‘Don’t forget about us,’ Massachusetts medical marijuana patients say

Representatives from Canna Care Docs talk to people at their booth at the New England Cannabis Convention in March in Boston. (Aristide Economopoulos | NJ Advance Media file)NJ Advance Media for NJ.com

With recreational marijuana now legal, medical marijuana patients want to make sure they are not being forgotten.

“One thing that’s worried folks on the patient side is most of the energy in the room has been taken up on the retail side,” said Rep. Paul Tucker, a retired police chief who last year was vice chair of the Legislature’s marijuana committee. “We look to the media, and unfortunately the medical side has taken a backseat.”

Patients say they do not want to lose access to the medical marijuana program, which offers tax-free marijuana and a reserved supply.

As the Cannabis Control Commission considers changes to the state’s marijuana regulations, and lawmakers begin a new legislative session, an advocacy group for medical marijuana patients is pushing for multiple tweaks to the medical program.

Perhaps the biggest change is the group wants to end the requirement that medical marijuana dispensaries grow and manufacture their own products.

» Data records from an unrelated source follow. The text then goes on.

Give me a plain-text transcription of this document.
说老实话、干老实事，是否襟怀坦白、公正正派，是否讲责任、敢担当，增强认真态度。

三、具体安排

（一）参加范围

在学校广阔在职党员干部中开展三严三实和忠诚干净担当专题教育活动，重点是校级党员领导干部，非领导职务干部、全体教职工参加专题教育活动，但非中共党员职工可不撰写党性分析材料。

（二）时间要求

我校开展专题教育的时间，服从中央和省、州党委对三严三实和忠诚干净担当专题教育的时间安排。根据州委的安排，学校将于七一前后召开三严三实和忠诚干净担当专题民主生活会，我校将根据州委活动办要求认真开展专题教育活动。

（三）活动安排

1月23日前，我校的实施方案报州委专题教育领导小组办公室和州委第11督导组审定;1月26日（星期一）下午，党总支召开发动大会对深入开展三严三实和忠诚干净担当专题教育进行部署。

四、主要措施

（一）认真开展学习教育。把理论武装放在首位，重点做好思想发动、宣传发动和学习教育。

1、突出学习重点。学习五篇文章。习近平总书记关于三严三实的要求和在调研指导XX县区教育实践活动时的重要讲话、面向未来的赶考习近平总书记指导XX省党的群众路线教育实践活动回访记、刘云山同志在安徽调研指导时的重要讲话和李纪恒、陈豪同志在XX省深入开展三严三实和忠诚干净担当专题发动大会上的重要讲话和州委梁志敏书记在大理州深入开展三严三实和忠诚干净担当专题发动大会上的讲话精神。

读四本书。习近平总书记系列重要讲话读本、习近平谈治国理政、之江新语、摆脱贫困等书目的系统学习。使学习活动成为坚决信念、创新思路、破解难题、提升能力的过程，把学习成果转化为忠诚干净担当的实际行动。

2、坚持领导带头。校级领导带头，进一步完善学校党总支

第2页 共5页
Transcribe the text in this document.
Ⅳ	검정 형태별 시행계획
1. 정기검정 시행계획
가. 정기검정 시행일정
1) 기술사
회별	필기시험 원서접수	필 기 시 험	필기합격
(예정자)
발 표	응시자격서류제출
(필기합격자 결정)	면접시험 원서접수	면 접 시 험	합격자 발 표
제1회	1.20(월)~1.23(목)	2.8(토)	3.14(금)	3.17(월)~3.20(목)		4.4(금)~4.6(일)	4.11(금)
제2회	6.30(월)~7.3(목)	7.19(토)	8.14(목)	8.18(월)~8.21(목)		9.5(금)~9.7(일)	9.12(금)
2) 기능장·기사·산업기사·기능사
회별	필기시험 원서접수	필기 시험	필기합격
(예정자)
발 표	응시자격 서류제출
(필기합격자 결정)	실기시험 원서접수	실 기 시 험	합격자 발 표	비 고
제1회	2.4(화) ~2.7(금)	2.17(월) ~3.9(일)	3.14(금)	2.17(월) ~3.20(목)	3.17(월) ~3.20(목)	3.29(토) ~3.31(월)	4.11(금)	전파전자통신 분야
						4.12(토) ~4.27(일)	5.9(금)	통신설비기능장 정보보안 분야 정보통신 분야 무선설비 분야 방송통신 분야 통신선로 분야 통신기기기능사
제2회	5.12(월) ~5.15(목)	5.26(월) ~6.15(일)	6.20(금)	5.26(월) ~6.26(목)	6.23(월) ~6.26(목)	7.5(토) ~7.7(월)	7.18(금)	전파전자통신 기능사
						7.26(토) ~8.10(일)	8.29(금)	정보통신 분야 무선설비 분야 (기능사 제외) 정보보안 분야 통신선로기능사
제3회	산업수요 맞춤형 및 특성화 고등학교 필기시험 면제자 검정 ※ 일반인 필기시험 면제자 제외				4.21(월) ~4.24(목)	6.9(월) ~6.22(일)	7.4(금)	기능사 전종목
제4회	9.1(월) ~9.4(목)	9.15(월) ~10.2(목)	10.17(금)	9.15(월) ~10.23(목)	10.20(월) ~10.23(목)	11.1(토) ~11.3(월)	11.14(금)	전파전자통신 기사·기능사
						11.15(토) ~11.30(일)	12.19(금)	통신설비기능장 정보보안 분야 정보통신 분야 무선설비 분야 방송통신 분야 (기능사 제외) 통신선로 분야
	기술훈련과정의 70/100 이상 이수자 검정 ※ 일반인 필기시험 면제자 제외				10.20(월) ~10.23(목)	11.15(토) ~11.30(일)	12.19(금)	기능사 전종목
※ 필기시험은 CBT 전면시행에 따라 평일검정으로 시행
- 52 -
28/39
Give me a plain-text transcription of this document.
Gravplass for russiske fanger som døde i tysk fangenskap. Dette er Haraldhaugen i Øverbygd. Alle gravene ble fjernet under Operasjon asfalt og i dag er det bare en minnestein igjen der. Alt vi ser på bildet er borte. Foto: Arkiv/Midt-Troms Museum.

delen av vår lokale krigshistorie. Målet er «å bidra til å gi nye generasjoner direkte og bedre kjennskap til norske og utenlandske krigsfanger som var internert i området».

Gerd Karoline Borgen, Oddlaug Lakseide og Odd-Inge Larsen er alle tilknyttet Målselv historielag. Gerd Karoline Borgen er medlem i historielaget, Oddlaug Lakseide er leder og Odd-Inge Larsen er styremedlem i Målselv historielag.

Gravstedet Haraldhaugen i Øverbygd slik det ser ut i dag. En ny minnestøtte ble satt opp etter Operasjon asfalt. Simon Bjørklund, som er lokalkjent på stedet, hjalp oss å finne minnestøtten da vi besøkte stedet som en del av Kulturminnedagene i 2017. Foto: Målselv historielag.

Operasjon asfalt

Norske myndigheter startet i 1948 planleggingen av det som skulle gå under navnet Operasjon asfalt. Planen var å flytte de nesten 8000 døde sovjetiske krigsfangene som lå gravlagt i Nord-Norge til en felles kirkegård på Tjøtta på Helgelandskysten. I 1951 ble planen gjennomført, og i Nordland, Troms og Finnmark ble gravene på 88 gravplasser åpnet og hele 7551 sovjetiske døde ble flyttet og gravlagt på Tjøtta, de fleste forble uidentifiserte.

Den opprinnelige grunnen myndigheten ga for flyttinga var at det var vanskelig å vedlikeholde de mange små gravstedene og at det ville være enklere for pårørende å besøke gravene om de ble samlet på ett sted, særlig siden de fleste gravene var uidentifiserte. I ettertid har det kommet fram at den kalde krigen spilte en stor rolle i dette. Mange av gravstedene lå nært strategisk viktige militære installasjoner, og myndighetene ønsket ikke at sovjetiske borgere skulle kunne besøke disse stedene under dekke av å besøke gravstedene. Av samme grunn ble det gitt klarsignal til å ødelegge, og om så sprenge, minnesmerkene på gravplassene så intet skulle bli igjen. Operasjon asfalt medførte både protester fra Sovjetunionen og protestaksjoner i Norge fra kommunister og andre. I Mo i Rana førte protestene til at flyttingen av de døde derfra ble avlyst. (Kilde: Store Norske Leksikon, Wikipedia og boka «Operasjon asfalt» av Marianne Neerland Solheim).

The “vertical integration” requirement has been in place since Massachusetts legalized medical marijuana in 2012, but it does not exist for the recreational market, where applicants can apply for a license to be only a retailer.

Michael Latulippe, development director of the Massachusetts Patient Advocacy Alliance, said he is hearing of businesses that received provisional medical marijuana licenses but have not yet opened and are questioning whether to renew their licenses or to move into the recreational market, where they do not have to be vertically integrated.

It can cost $5 million to $10 million to build a grow facility, Latulippe said. “There’s a huge barrier in place,” he said.

Latulippe said dropping the vertical integration requirement could open up the medical marijuana industry to craft and boutique businesses. He also wants to bring more medical marijuana businesses to minority communities and communities harmed by marijuana enforcement.

“Those communities that were harmed by the war on drugs ... need tax-free marijuana,” Latulippe said.

The Massachusetts Patient Advocacy Alliance also supports a bill that would prohibit marijuana stores from offering product discounts, just as stores are now prohibited from offering free marijuana products.

Latulippe said that is meant to deter stores that serve both recreational customers and medical patients from offering discounts to medical patients in order to move them away from the medical program into the recreational market. This lets the patients bypass a state registration system.

Jordan Tishler, president and CEO of inhaleMD, is a doctor who prescribes medical marijuana. Tishler said he would like to see the state authorize some form of prescription, where a doctor could write down exactly what a patient is being prescribed, and a dispensary would have to fill that order. Tishler said dispensaries often try to sell his patients more expensive products that are not what Tishler believes would help their condition.

“You don’t go to CVS for a blood pressure medication and get, wink wink, nudge nudge, would you like a side of Percocet with that?” Tishler said.

At a Statehouse press conference on Wednesday, supporters of the MPAA stressed that medical patients continue to have different needs than recreational consumers. Patients often need someone to explain how certain products will affect their condition.

Shanel Lindsay, the founder of a marijuana-related business and a legal adviser to MPAA, said for patients full legalization “can be a threat or can be an opportunity.”